Sie sind als kleines Kind mit Ihrer Familie von den Philippinen nach Wermelskirchen gekommen. Wieso ist es damals dazu gekommen?

Arnolds: Das hatte damals berufliche Gründe. Mein Vater war im Maschinenbau tätig und ist mit uns nach Deutschland gegangen.

Nach Ihrem Abitur am Wermelskirchener Gymnasium sind Sie im Alter von 19 Jahren nach Köln gezogen.

Arnolds: Ja, wegen meines Studiums und wegen des Trainings am Olympiastützpunkt.

Der enge Kontakt nach Wermelskirchen ist aber geblieben.

Arnolds: Meine Familie lebt in Wermelskirchen, Remscheid und Radevormwald verstreut. Da ist es selbstverständlich, dass ich regelmäßig zu Besuch bin. Zuletzt über die Weihnachtstage.

Dann könnten Sie sich eigentlich doch auch regelmäßig die Heimkämpfe des RTV-Judoteams anschauen.

Arnolds: Vielleicht bin ich nicht bei jedem dieser Kämpfe anwesend, aber auf jeden Fall häufiger mal. Ich werde das dann immer mit einem Besuch bei meiner Familie verbinden.

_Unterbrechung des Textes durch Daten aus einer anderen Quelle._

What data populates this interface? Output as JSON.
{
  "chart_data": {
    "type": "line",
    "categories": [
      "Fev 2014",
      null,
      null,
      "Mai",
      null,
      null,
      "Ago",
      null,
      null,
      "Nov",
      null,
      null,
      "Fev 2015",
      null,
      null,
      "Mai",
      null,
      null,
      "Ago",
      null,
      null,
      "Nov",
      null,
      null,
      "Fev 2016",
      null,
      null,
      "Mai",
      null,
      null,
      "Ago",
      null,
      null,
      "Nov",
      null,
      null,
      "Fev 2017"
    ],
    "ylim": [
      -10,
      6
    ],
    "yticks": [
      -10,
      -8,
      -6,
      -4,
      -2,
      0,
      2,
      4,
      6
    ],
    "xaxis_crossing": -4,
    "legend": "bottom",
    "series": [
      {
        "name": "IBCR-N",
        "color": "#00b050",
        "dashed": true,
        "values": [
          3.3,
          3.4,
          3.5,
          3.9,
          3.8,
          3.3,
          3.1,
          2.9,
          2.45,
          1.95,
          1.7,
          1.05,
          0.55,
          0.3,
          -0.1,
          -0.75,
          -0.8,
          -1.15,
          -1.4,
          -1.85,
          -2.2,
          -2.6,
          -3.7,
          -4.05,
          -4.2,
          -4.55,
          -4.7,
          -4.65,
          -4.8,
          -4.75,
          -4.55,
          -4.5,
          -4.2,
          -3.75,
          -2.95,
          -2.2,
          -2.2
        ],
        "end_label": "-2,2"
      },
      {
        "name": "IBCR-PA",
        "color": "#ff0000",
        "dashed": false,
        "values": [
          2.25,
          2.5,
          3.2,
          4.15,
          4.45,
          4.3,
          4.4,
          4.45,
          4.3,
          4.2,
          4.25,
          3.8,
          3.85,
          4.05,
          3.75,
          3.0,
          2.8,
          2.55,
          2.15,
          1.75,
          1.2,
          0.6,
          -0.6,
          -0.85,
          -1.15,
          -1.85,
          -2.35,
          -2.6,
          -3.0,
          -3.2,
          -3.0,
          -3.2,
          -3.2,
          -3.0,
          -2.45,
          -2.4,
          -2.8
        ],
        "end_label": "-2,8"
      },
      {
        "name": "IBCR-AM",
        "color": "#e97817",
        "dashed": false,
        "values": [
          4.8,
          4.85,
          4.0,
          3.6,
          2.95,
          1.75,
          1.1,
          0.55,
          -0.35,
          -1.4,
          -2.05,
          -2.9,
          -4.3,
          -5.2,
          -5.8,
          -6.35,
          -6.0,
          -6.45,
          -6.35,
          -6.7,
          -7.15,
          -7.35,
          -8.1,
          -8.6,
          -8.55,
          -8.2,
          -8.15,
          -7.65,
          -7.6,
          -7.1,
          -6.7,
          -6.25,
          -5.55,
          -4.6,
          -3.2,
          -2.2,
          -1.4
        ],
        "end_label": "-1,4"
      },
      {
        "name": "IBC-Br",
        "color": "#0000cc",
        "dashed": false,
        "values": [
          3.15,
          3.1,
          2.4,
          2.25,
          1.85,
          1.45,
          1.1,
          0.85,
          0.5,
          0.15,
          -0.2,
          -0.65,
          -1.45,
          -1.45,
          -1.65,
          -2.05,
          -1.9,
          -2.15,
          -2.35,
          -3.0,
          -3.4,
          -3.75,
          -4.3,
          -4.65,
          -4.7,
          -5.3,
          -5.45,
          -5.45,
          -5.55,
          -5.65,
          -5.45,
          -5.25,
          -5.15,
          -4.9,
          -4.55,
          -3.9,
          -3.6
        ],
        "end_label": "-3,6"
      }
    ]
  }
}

Was trauen Sie Ihrer Ex-Mannschaft in der neuen Bundesliga-Saison zu?

Arnolds: Eine Menge. Ich drücke jedenfalls fest die Daumen. Ob es für das Erreichen des Final Four reicht, muss man abwarten. Das hängt sicherlich auch davon ab, welche Leute noch verpflichtet werden.

Zur Person

Rodel Arnolds wurde am 28. 2. 1992 in Dava City auf den Philippinen geboren. Im Alter von zwei Jahren ist er mit den Eltern nach Deutschland gekommen. Mit Fünf (beim JCW) hat er mit dem Judo begonnen und es bis in die Bundesliga geschafft, zuletzt war der angehende Gymnasiallehrer (Sport und Bio), der in Düsseldorf lebt und in Neukirchen-Vluyn bei Moers arbeitet, maßgeblich an den Erfolgen des RTV-Judoteams beteiligt.